Floating corpses

The recent discovery of about 22 male corpses floating in Ezu River at Amansea, a border area between Enugu and Anambra States, is a serious matter that calls for hard questions for our security agencies. Who killed these men and how did they get into the river? These are critical questions our security agencies must answer.

It is strange and very embarrassing for corpses to simply turn up in a river without any explanations on the strange development. More worrisome, still, is that there have been no recent reports of boat mishaps, communal clashes, or mass drowning of persons from that part of the country. This sordid scenario is a challenge, which the police and all security agencies in the country must work hard to unravel.

Expectedly, the Anambra State government has taken the lead in the effort to unravel the circumstances surrounding this bewildering development. Governor Peter Obi has, on behalf of Anambra and Enugu State governments, offered five million naira reward for information on the secret of the floating corpses. Anambra State has also begun provision of water for the communities that rely on River Ezu for water supply, even as efforts are reportedly on to provide them with boreholes.

We commend the prompt response of Anambra State authorities to this mysterious development. Governor Obi, by promptly returning from his trip abroad to take charge of the situation at Amansea, aptly demonstrated that the welfare of the people is important to his administration. Autopsy is said to have commenced on only three of the recovered corpses, since the rest were reportedly decomposed when they were recovered from the river. We call for serious investigation to unravel the circumstances surrounding the appearance of these corpses in River Ezu.

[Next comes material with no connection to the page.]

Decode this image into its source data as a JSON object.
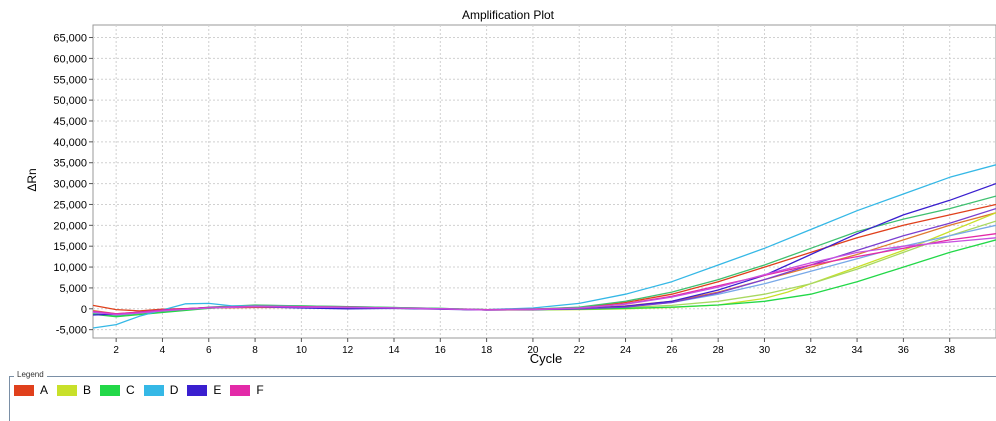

It is absolutely necessary that the police and other security agencies come up with credible explanations on how the bodies got into the river. Failure to do this will question the capacity of the security agencies to do their job, and the value placed on human life in the country. Already, the appearance of these corpses in the river tells negative stories about who we are as a people.

The entire appalling scenario smacks of lax security. It suggests that it is possible for scores of people to be killed, transported to the river and dumped there, without anybody intercepting the perpetrators of the dastardly act on the way. This speaks volumes about security in the country. For now, the nation has been informed that the corpses have no bullet wounds or machete cuts. It is important that efforts are expedited to determine the cause of their deaths, and the investigation should not be left to the police and its medical team alone. It is necessary to involve other security agencies.

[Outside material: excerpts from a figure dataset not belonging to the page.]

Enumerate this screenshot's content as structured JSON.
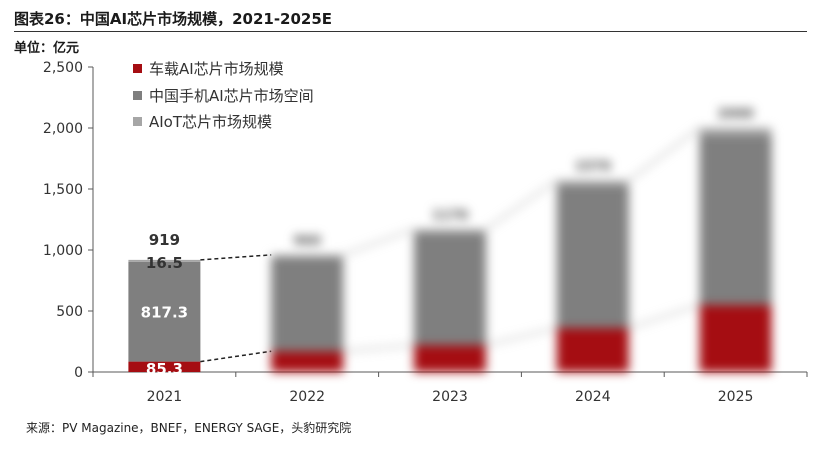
{
  "title": "图表26：中国AI芯片市场规模，2021-2025E",
  "unit": "单位：亿元",
  "source": "来源：PV Magazine，BNEF，ENERGY SAGE，头豹研究院",
  "colors": {
    "auto": "#a50d12",
    "phone": "#7f7f7f",
    "aiot": "#a6a6a6",
    "axis": "#595959"
  },
  "chart_data": {
    "type": "bar",
    "stacked": true,
    "categories": [
      "2021",
      "2022",
      "2023",
      "2024",
      "2025"
    ],
    "series": [
      {
        "name": "车载AI芯片市场规模",
        "values": [
          85.3,
          170,
          220,
          360,
          550
        ]
      },
      {
        "name": "中国手机AI芯片市场空间",
        "values": [
          817.3,
          770,
          920,
          1170,
          1390
        ]
      },
      {
        "name": "AIoT芯片市场规模",
        "values": [
          16.5,
          20,
          30,
          40,
          60
        ]
      }
    ],
    "totals": [
      919,
      960,
      1170,
      1570,
      2000
    ],
    "labels_2021": {
      "total": "919",
      "aiot": "16.5",
      "phone": "817.3",
      "auto": "85.3"
    },
    "yticks": [
      "0",
      "500",
      "1,000",
      "1,500",
      "2,000",
      "2,500"
    ],
    "ylim": [
      0,
      2500
    ],
    "legend": "top-left"
  }
}
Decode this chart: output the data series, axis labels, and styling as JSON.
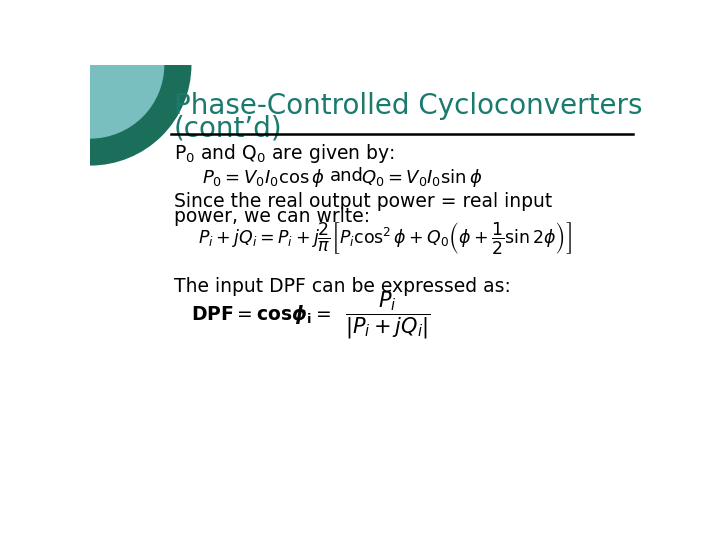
{
  "title_line1": "Phase-Controlled Cycloconverters",
  "title_line2": "(cont’d)",
  "title_color": "#1a7a6e",
  "background_color": "#ffffff",
  "body_text_color": "#000000",
  "teal_dark": "#1a6e5a",
  "teal_light": "#7abfbf",
  "line_color": "#000000",
  "formula1_left": "P_0 = V_0 I_0 \\cos\\phi",
  "formula1_right": "Q_0 = V_0 I_0 \\sin\\phi",
  "formula3": "P_i + jQ_i = P_i + j\\dfrac{2}{\\pi}\\left[P_i \\cos^2\\phi + Q_0\\left(\\phi + \\dfrac{1}{2}\\sin 2\\phi\\right)\\right]",
  "formula4_right": "\\dfrac{P_i}{|P_i + jQ_i|}"
}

This is one case that brings to the fore the need for a comprehensive database of Nigerian citizens. If the nation had a database of biometric records, including fingerprints and Deoxyribonucleic Acid (DNA) of all citizens, it would be easy to identify some of the corpses through their fingerprints or DNA in the National Database.

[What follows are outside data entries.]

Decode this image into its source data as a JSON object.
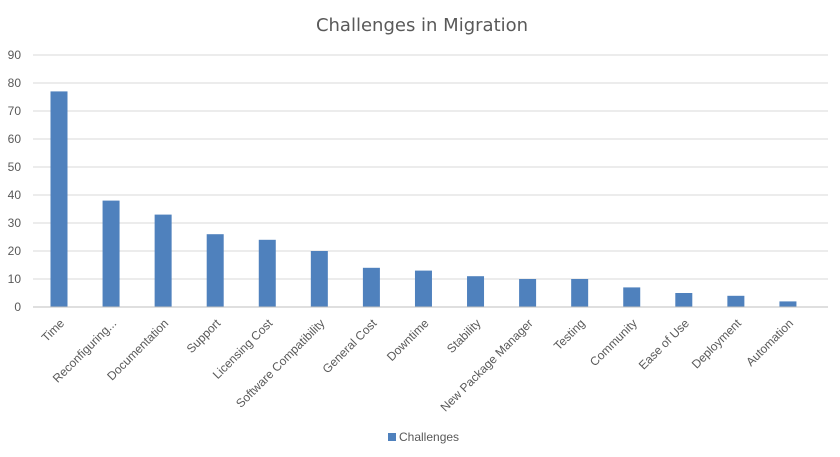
{
  "chart_data": {
    "type": "bar",
    "title": "Challenges in Migration",
    "xlabel": "",
    "ylabel": "",
    "categories": [
      "Time",
      "Reconfiguring...",
      "Documentation",
      "Support",
      "Licensing Cost",
      "Software Compatibility",
      "General Cost",
      "Downtime",
      "Stability",
      "New Package Manager",
      "Testing",
      "Community",
      "Ease of Use",
      "Deployment",
      "Automation"
    ],
    "series": [
      {
        "name": "Challenges",
        "values": [
          77,
          38,
          33,
          26,
          24,
          20,
          14,
          13,
          11,
          10,
          10,
          7,
          5,
          4,
          2
        ]
      }
    ],
    "ylim": [
      0,
      90
    ],
    "yticks": [
      0,
      10,
      20,
      30,
      40,
      50,
      60,
      70,
      80,
      90
    ],
    "grid": true,
    "legend_position": "bottom",
    "colors": {
      "bar": "#4f81bd"
    }
  }
}
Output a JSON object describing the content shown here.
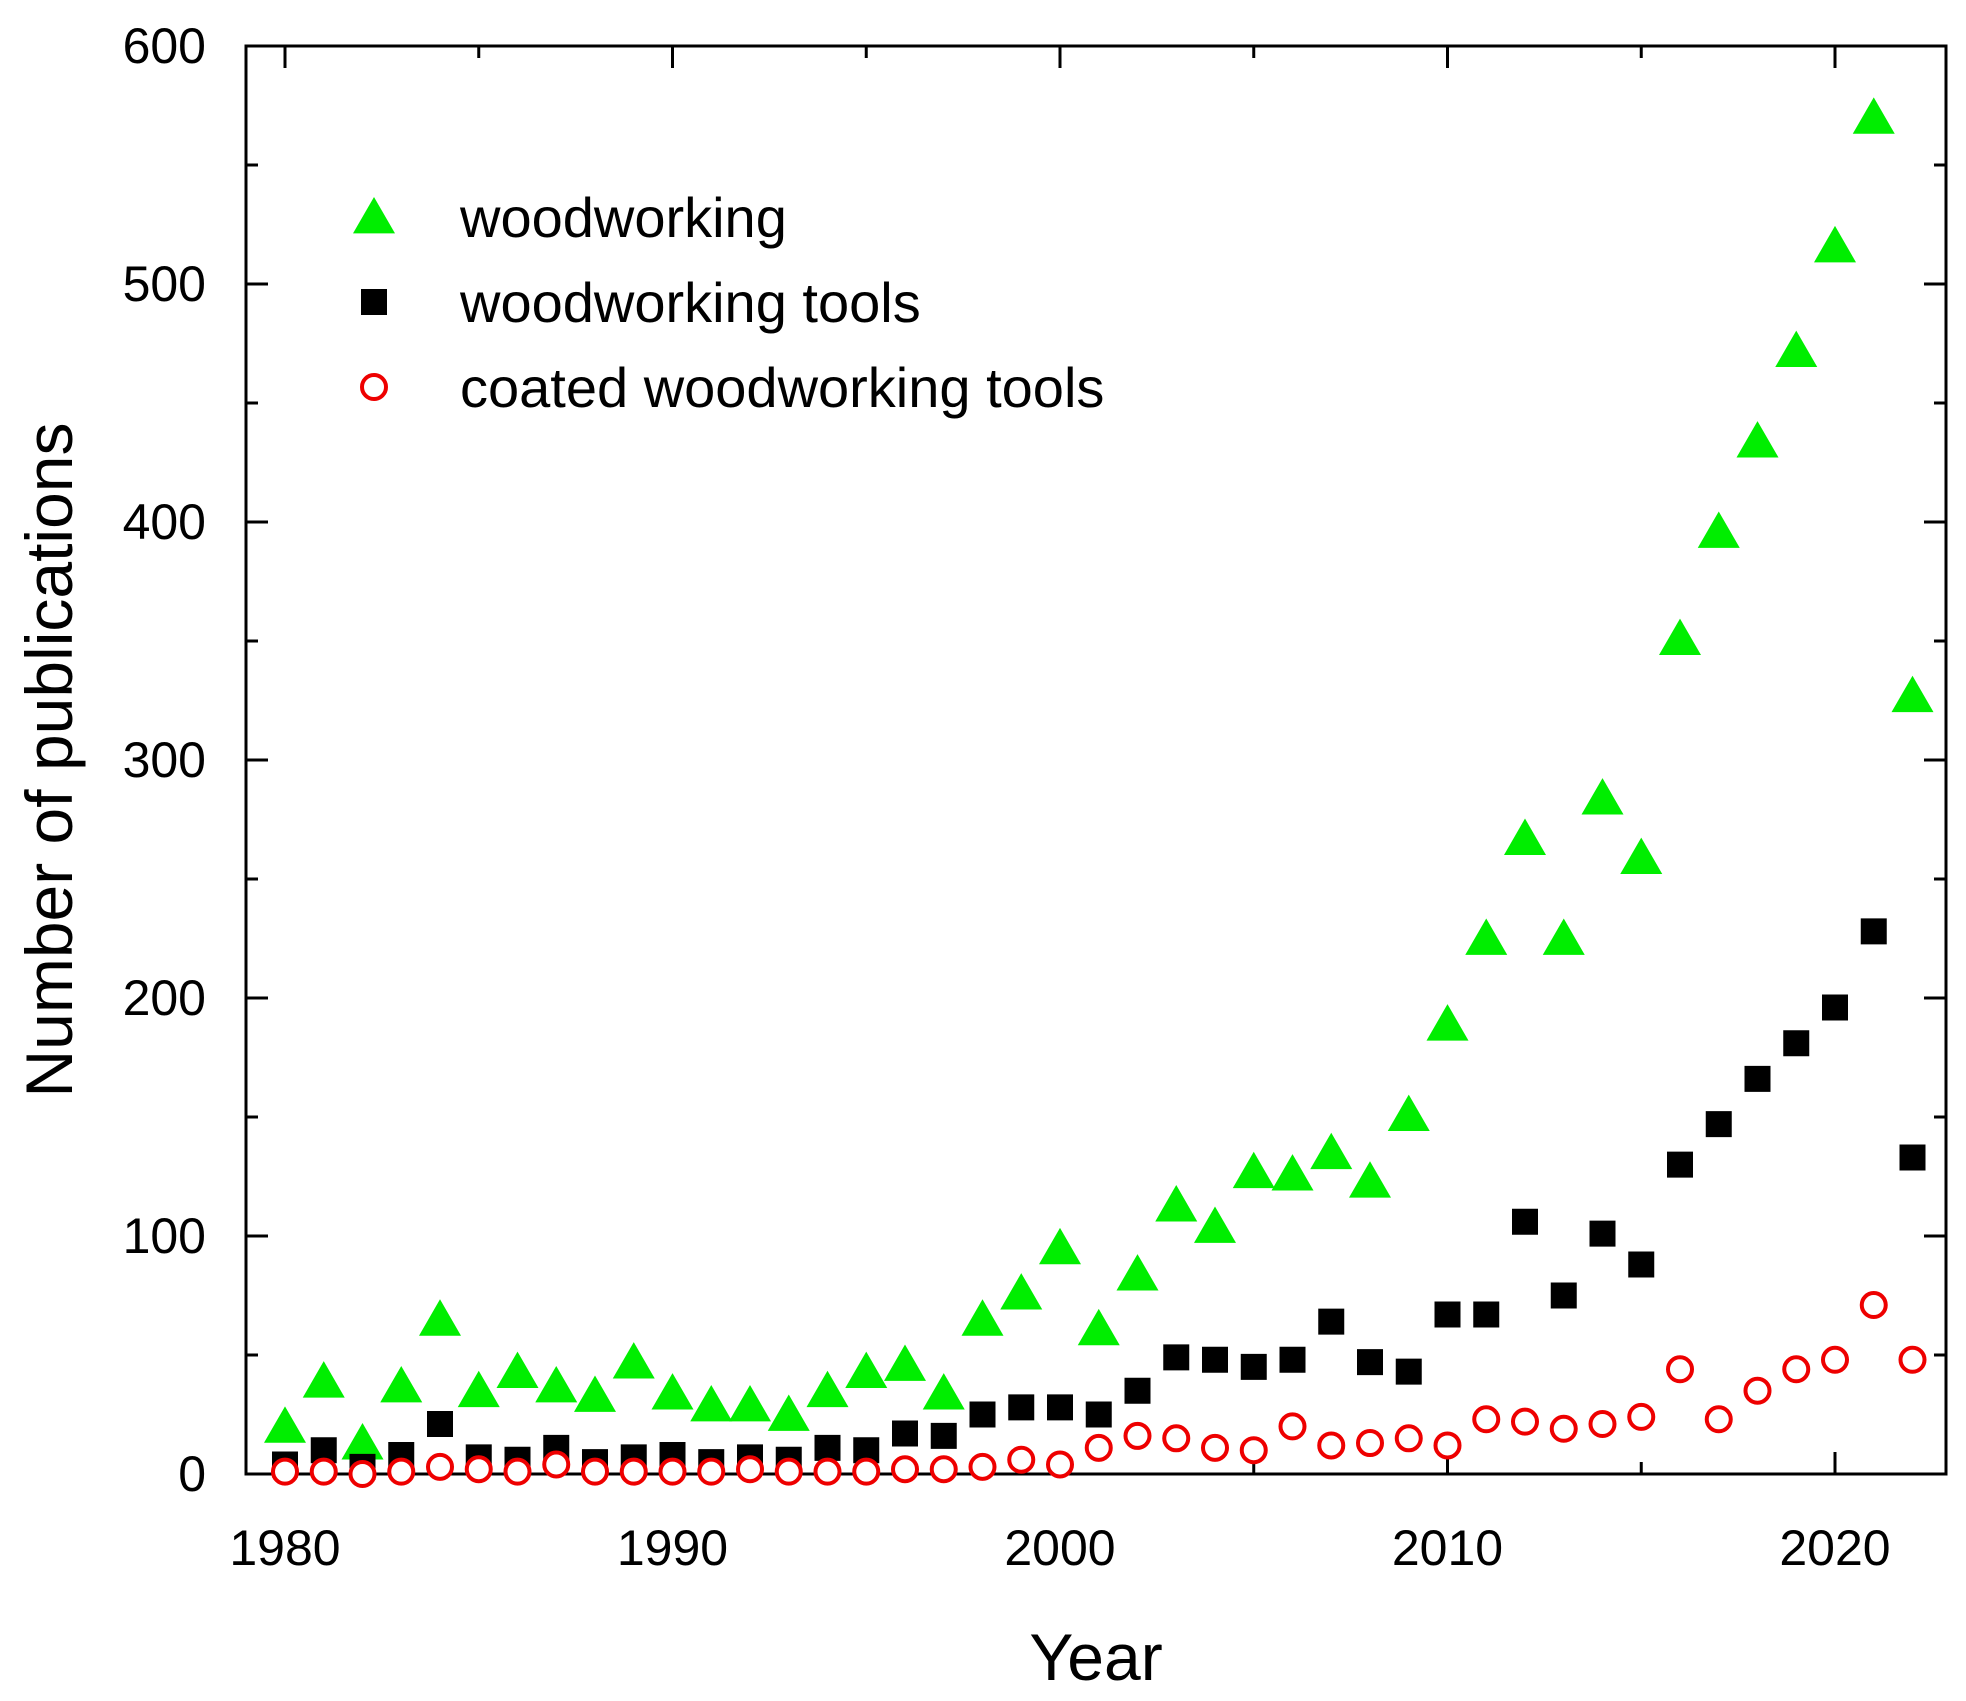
{
  "chart_data": {
    "type": "scatter",
    "xlabel": "Year",
    "ylabel": "Number of publications",
    "xlim": [
      1979,
      2023
    ],
    "ylim": [
      0,
      600
    ],
    "x_ticks": [
      1980,
      1990,
      2000,
      2010,
      2020
    ],
    "y_ticks": [
      0,
      100,
      200,
      300,
      400,
      500,
      600
    ],
    "grid": false,
    "legend_position": "top-left",
    "x": [
      1980,
      1981,
      1982,
      1983,
      1984,
      1985,
      1986,
      1987,
      1988,
      1989,
      1990,
      1991,
      1992,
      1993,
      1994,
      1995,
      1996,
      1997,
      1998,
      1999,
      2000,
      2001,
      2002,
      2003,
      2004,
      2005,
      2006,
      2007,
      2008,
      2009,
      2010,
      2011,
      2012,
      2013,
      2014,
      2015,
      2016,
      2017,
      2018,
      2019,
      2020,
      2021,
      2022
    ],
    "series": [
      {
        "name": "woodworking",
        "marker": "triangle",
        "color": "#00ee00",
        "values": [
          20,
          39,
          13,
          37,
          65,
          35,
          43,
          37,
          33,
          47,
          34,
          29,
          29,
          25,
          35,
          43,
          46,
          34,
          65,
          76,
          95,
          61,
          84,
          113,
          104,
          127,
          126,
          135,
          123,
          151,
          189,
          225,
          267,
          225,
          284,
          259,
          351,
          396,
          434,
          472,
          516,
          570,
          327
        ]
      },
      {
        "name": "woodworking tools",
        "marker": "square",
        "color": "#000000",
        "values": [
          4,
          10,
          3,
          8,
          21,
          7,
          6,
          11,
          5,
          7,
          8,
          5,
          7,
          6,
          11,
          10,
          17,
          16,
          25,
          28,
          28,
          25,
          35,
          49,
          48,
          45,
          48,
          64,
          47,
          43,
          67,
          67,
          106,
          75,
          101,
          88,
          130,
          147,
          166,
          181,
          196,
          228,
          133
        ]
      },
      {
        "name": "coated woodworking tools",
        "marker": "open-circle",
        "color": "#ee0000",
        "values": [
          1,
          1,
          0,
          1,
          3,
          2,
          1,
          4,
          1,
          1,
          1,
          1,
          2,
          1,
          1,
          1,
          2,
          2,
          3,
          6,
          4,
          11,
          16,
          15,
          11,
          10,
          20,
          12,
          13,
          15,
          12,
          23,
          22,
          19,
          21,
          24,
          44,
          23,
          35,
          44,
          48,
          71,
          48
        ]
      }
    ]
  }
}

Under the present circumstances, however, it is necessary to check records of police detainees, prison inmates and mortuaries to ensure that no persons or corpses “disappeared” in these places. This is necessary because the police in Nigeria have a record of extra-judicial killings. The police hierarchy will do well to conduct an audit of police detainees to ensure that none are missing. Our security agencies should learn from the case of the headless Nigerian boy that was found floating in River Thames, in London, United Kingdom, some years ago.

The British Police spared no effort to identify the boy, locate his origin in Nigeria, apprehend and punish the people responsible for his murder. We demand the same commitment to the effort to unravel the Ezu mystery by our security agencies. It is unacceptable for corpses to simply appear in a river without plausible explanations by the appropriate authorities.